秋の味覚サンマの美味(おい)しい季節と…


 秋の味覚サンマの美味(おい)しい季節となった。しかし先日、スーパーで1尾300円前後の高値が付いているのには驚いた。庶民の魚の顔が何かよそよそしく見えたのは気のせいか。

 今年は例年にないサンマの不漁が続いている。「日刊水産経済新聞」9日付によると、7日現在の花咲、厚岸、浜中、釧路など北海道東4港の累計水揚げは、昨年同期比の41%減となっている。相次ぐ台風襲来の影響もあるが、何より「漁場の遠さと魚群の薄さ」が原因という。

 漁場がさらに東の沖に移れば、それだけ燃料費は嵩む。しかも辿(たど)り着いたサンマの群が薄いとあっては、値が上がるのは避けられない。

 魚群の薄さは置くとしても、漁場が東に移動したのは、海水温の上昇による。相次ぐ台風の襲来も根本的には、それが背景にある。

 海水温の上昇を誰よりも切実に感じているのは漁師たちだが、一般の釣り人もその影響には敏感だ。どちらかと言えば南の海の魚であるメジナやブダイが、より北の海でよく釣れるようになったという話を聞く。

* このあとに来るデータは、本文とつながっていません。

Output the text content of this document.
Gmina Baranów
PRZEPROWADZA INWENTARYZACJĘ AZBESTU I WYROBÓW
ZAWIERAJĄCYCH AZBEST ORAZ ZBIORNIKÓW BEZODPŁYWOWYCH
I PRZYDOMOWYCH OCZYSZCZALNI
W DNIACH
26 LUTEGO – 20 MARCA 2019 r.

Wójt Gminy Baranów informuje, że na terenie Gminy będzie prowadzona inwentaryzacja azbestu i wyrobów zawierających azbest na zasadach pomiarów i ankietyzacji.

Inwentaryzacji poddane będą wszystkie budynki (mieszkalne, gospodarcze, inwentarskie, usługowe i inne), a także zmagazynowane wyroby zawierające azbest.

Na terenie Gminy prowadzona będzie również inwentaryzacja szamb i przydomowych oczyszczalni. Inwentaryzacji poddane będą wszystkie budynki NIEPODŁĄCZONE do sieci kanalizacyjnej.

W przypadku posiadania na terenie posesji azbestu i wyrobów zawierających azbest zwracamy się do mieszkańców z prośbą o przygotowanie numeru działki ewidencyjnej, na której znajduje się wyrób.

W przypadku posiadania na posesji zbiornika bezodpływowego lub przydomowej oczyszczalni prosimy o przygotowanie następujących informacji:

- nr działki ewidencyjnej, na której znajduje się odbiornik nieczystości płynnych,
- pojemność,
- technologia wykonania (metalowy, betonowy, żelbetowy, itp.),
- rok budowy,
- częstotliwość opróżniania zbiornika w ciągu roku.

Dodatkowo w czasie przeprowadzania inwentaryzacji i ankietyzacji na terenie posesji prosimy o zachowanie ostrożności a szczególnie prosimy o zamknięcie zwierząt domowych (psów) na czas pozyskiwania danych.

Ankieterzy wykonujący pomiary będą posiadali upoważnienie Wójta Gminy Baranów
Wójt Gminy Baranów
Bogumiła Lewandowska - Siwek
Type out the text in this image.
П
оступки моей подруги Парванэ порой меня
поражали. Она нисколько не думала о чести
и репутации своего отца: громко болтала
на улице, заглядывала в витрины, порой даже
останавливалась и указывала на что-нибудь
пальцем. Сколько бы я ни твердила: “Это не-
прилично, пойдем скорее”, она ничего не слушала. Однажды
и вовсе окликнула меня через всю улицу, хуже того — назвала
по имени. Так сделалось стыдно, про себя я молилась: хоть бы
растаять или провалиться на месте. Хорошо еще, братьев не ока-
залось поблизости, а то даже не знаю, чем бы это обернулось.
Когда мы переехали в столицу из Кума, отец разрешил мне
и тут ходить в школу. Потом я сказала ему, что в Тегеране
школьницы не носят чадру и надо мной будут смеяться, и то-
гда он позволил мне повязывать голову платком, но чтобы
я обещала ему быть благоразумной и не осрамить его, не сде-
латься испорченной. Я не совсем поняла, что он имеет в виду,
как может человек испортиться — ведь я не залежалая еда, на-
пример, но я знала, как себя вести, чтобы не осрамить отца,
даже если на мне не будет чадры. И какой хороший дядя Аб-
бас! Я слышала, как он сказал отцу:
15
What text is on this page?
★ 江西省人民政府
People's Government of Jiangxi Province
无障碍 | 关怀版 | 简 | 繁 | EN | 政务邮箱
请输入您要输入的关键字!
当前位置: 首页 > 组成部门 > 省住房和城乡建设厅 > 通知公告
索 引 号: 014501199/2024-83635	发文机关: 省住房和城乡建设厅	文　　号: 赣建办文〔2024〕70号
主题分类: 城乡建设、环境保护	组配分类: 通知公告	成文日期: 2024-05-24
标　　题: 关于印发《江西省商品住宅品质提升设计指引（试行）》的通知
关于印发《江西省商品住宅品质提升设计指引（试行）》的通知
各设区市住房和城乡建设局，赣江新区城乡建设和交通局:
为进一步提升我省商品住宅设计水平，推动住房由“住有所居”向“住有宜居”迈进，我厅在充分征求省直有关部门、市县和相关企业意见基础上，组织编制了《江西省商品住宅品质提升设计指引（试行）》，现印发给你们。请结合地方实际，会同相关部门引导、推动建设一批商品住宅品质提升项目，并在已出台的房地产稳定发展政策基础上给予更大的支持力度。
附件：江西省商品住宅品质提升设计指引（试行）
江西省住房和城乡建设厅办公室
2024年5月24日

 道東沖では、サンマが不漁の代わりにマイワシ漁が好調という。豊漁不漁のサイクルについては、魚種交替論などの説がある。一時期、マイワシが不漁で、イワシも高級魚の仲間入りなどと言われたが、今や攻守所を変えた形だ。サンマ不漁の背景にある海水温の上昇傾向が、年々顕著となっているのが気になるところである。